The risk of new disease, disability and death remains elevated in some patients as long as two years after catching COVID-19, according to a large study showing the infection’s prolonged heath impact.
People who were never sick enough to be hospitalized for acute COVID still had a higher risk than uninfected people of developing long COVID-related disorders such as dangerous blood clots, diabetes and lung, gastrointestinal and musculoskeletal disease two years later, according to the study published Monday in the journal Nature Medicine.
Some 65 million people globally are estimated to be living with so-called post-COVID-19 condition — a number reported to be steadily increasing in the absence of approved treatments and continuing viral spread. The research from the Clinical Epidemiology Center of the Veterans Affairs St. Louis Health Care System in Missouri shows how longterm ailments that afflict COVID survivors add to the disease burden of the pandemic.
“While many people’s long COVID symptoms improve slowly over time, this can take years, and some symptoms persist even beyond that point,” said Michael Peluso, an assistant professor of medicine at the University of California, San Francisco. “The disability attributed to these post-COVID conditions is sobering.”
Long COVID has been linked to more than 200 symptoms affecting every organ system. Epidemiologist Ziyad Al-Aly and colleagues used the VA’s national databases to compare the incidence of 80 post-acute health problems among 138,818 veterans who survived the first month of a COVID infection during the first year of the pandemic with almost 6 million who weren’t infected during the same period.
Those who weren’t hospitalized for COVID had an increased risk of developing 31% of the 80 ailments after two years of follow up, compared with non-infected controls, while hospitalized COVID patients had a higher chance of developing 65% of them.
“It’s very clear that people hospitalized during the acute phase of a SARS-CoV-2 infection have a really long and arduous road to recovery,” Al-Aly said in an interview. “They have a significantly higher risk of death, even at two years.”

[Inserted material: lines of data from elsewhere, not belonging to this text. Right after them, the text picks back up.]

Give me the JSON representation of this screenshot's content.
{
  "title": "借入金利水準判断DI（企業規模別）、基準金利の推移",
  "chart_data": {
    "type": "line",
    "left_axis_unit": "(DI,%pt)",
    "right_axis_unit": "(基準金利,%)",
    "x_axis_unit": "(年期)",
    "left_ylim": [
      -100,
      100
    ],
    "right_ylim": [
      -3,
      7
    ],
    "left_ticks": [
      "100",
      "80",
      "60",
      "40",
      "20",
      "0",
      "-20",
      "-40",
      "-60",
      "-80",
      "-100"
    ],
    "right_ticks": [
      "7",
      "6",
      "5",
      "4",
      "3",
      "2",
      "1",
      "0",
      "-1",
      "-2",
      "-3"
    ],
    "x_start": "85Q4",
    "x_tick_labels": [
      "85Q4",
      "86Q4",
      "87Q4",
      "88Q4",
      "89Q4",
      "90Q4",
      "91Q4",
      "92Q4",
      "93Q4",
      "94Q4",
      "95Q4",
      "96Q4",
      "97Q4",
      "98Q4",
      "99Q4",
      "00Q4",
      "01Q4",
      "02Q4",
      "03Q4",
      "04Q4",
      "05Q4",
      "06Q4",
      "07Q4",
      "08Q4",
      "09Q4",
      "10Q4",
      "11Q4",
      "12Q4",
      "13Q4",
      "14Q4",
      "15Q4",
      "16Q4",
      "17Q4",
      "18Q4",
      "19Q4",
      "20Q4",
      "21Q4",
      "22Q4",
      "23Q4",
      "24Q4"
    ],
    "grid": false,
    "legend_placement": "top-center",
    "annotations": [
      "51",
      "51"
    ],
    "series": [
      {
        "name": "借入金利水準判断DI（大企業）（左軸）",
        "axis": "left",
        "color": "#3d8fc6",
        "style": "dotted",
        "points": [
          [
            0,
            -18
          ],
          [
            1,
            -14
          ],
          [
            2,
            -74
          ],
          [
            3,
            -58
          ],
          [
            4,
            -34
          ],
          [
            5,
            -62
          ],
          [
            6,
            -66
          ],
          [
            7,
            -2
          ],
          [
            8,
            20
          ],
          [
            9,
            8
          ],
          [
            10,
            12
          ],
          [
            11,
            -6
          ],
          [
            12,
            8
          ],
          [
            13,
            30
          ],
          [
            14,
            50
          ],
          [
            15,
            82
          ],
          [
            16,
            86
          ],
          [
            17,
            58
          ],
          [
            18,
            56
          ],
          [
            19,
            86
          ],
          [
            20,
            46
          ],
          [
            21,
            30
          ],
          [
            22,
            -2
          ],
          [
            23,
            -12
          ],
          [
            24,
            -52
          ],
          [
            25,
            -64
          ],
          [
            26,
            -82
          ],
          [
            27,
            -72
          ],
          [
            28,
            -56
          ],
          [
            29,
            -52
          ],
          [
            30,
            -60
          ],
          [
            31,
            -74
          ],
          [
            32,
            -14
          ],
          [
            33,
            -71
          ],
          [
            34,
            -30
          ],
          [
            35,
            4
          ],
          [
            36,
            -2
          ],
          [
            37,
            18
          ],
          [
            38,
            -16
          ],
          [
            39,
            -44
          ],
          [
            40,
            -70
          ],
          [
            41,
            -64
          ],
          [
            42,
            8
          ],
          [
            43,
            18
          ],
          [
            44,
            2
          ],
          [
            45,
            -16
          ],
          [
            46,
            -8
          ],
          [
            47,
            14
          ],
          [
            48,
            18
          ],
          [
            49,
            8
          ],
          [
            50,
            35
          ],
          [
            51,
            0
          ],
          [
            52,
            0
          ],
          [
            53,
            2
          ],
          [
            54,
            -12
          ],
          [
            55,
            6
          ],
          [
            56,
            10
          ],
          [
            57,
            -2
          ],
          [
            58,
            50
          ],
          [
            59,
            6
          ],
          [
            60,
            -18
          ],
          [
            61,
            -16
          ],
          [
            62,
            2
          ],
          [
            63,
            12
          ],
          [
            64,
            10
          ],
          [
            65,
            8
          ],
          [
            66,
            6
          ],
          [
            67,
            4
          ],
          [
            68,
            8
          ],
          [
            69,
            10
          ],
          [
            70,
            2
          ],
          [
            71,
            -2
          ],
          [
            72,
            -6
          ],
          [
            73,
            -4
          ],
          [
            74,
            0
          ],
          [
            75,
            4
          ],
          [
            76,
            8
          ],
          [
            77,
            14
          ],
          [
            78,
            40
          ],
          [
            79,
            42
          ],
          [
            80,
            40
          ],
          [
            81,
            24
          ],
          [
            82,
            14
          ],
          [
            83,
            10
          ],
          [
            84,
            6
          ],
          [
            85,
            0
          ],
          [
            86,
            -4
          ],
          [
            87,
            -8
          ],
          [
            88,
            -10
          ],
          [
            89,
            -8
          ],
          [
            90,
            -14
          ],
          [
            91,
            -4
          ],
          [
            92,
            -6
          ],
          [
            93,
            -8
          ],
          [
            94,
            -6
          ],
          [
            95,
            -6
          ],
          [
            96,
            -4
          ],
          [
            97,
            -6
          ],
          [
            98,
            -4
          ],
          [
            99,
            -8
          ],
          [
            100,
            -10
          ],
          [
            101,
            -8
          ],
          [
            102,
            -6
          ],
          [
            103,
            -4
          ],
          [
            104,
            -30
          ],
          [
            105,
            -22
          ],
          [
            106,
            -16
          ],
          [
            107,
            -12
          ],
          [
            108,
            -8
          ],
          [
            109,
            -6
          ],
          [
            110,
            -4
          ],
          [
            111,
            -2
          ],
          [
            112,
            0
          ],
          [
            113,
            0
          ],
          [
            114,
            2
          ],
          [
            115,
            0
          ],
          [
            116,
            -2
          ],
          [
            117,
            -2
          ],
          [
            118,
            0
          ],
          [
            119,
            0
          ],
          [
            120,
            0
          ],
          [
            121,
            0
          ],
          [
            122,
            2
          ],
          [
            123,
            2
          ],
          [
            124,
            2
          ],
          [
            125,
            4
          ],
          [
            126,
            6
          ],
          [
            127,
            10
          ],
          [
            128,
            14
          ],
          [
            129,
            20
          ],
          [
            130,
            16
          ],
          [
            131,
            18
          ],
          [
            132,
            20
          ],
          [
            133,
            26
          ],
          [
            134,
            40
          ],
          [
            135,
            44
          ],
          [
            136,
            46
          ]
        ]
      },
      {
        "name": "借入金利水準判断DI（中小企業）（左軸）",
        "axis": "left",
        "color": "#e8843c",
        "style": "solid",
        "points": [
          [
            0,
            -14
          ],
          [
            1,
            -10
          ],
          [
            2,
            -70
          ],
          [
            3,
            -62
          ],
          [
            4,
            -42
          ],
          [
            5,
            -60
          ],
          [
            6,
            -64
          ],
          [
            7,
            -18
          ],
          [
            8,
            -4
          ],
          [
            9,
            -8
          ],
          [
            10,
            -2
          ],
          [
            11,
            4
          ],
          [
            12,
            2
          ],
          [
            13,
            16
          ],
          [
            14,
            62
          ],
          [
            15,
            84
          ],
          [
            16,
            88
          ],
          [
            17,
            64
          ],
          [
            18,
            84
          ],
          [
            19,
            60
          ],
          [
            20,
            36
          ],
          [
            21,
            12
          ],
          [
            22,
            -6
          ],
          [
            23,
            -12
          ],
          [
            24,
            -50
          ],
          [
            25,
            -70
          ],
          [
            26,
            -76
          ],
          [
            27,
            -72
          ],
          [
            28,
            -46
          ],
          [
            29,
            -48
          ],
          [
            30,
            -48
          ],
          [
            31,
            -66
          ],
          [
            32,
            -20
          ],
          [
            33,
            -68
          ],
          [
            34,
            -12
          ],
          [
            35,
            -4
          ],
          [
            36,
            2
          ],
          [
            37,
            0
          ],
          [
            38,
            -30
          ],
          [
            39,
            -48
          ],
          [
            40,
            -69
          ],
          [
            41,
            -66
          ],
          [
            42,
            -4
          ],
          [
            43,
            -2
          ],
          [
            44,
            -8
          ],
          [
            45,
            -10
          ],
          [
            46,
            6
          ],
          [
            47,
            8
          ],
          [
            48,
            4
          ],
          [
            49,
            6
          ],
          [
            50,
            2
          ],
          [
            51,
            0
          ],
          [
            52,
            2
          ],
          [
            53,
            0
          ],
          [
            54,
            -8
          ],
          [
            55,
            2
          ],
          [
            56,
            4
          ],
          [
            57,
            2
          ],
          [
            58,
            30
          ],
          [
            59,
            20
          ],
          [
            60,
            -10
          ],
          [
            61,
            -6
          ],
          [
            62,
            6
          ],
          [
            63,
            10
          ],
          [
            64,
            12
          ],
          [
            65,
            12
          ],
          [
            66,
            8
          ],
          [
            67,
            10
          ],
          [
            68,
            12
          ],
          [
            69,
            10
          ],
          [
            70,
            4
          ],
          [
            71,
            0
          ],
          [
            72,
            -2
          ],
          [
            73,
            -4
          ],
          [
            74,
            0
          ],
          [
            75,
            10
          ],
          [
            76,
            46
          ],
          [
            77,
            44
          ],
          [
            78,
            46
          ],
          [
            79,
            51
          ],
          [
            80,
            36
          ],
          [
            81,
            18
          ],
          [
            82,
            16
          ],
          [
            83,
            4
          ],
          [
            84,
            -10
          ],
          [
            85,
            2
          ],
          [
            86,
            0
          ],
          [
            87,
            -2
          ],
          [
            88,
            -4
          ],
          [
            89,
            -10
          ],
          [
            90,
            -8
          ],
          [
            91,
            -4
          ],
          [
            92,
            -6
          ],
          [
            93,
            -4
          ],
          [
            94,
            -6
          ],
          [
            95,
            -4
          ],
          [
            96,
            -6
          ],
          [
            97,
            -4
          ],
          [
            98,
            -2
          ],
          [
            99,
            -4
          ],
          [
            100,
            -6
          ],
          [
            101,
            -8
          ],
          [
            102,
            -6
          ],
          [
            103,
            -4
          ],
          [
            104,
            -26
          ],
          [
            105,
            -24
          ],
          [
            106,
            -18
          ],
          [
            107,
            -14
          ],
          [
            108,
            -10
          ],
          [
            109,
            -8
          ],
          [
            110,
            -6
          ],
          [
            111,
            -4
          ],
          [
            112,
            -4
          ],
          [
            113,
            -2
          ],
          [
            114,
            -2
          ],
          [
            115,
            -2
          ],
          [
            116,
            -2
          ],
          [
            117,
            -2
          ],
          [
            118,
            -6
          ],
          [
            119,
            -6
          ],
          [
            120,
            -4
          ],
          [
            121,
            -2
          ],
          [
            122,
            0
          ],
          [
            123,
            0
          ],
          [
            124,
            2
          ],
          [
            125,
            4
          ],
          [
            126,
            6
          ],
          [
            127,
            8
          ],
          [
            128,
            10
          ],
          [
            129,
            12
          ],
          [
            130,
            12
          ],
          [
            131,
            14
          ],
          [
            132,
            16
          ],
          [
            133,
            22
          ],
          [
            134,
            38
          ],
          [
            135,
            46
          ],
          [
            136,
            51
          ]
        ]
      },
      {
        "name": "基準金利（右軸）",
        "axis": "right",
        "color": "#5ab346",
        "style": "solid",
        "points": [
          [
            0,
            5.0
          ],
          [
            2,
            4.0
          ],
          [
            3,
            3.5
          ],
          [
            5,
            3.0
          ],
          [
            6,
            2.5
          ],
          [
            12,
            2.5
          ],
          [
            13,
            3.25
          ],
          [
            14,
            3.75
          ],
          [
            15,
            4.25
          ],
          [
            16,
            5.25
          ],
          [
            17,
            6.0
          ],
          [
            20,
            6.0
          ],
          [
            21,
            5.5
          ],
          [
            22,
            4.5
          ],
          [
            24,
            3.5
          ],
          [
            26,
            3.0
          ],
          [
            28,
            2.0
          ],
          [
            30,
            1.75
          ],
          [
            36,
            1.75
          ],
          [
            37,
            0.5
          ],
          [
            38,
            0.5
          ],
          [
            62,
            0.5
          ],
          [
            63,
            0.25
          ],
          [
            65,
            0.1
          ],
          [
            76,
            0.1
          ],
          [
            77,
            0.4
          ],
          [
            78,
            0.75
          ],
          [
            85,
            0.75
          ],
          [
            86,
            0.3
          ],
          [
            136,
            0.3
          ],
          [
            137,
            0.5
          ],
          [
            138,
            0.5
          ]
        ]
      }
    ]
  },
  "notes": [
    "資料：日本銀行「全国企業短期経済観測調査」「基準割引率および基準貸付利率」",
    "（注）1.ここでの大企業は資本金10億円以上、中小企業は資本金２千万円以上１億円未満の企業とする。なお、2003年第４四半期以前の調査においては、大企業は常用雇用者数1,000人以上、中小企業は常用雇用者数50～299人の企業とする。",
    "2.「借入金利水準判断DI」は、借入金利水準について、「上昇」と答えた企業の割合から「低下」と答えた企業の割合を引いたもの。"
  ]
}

The increase in mortality risk from COVID-19 wasn’t significant beyond six months for non-hospitalized patients, but remained significantly elevated through the two years for those who had been hospitalized, the study found. Most users of the VA health system are older males, which might limit how applicable the study’s findings are to other groups, the authors said.
Lasting Damage
A severe case of COVID may cause long-lasting alterations to the innate immune system, the body’s first line of defense against pathogens, researchers said Friday in a separate study that points to why the disease can cause persistent inflammation and widespread organ damage. Yet another study published Monday found COVID may trigger new-onset hypertension, especially among hospitalized patients.

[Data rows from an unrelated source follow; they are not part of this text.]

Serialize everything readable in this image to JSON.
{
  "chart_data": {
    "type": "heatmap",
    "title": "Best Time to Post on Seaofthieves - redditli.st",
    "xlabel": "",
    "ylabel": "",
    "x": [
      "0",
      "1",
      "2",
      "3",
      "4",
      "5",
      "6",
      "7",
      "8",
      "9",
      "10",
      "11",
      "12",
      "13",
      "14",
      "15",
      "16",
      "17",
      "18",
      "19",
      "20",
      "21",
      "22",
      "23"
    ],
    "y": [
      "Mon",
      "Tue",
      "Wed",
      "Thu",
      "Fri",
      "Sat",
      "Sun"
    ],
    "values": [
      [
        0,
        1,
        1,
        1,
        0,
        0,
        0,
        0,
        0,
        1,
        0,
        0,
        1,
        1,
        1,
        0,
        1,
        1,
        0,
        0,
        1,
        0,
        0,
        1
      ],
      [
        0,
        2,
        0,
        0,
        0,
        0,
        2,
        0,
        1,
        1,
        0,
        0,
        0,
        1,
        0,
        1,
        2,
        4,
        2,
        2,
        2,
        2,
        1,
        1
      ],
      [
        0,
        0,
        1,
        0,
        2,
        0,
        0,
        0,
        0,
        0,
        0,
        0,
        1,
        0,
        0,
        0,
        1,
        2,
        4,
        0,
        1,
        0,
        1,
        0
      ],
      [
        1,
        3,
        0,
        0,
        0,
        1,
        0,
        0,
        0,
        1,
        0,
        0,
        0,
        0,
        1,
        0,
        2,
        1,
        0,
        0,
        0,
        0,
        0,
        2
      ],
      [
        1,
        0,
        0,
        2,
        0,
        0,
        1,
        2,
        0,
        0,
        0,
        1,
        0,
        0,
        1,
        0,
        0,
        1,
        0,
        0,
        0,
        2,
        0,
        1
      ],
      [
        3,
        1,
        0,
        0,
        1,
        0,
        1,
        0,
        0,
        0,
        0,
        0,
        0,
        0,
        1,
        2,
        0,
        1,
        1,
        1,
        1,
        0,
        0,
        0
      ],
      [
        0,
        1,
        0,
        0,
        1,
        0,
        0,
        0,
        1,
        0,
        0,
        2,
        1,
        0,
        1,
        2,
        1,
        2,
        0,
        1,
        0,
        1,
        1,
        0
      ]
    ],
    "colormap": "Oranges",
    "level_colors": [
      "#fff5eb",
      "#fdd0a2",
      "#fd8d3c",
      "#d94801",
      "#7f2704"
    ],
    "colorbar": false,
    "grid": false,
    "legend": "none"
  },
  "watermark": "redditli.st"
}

The VA study measured the burden of disease from long COVID in disability-adjusted life years, or years lost due to disability.
Cumulatively at two years, long COVID contributed a burden of 80.4 disability-adjusted life years for every 1,000 people who caught COVID but weren’t sick enough to be hospitalized, and 642.8 disability-adjusted life years for every 1,000 patients who were hospitalized for acute illness.
The disability burden “is extremely high, even in the non-hospitalized group, and shows the severity of the impact long COVID is having and will continue to have on society,” said Hannah Davis, who co-founded the Patient-Led Research Collaborative, which studies long COVID, after she developed the condition herself in early 2020.
The “timely and very important analysis” from the VA researchers confirms what doctors have heard from patients in the clinic and in smaller studies, UCSF’s Peluso, who’s also studying COVID’s effects, said in an email. More research is needed on the long-term risks associated with COVID, Peluso said.
“It also reinforces the urgency of figuring out exactly what beyond the initial infection causes these post-acute symptoms and sequelae so that we can identify treatments to return people to their regular health sooner and minimize ongoing disability,” he said.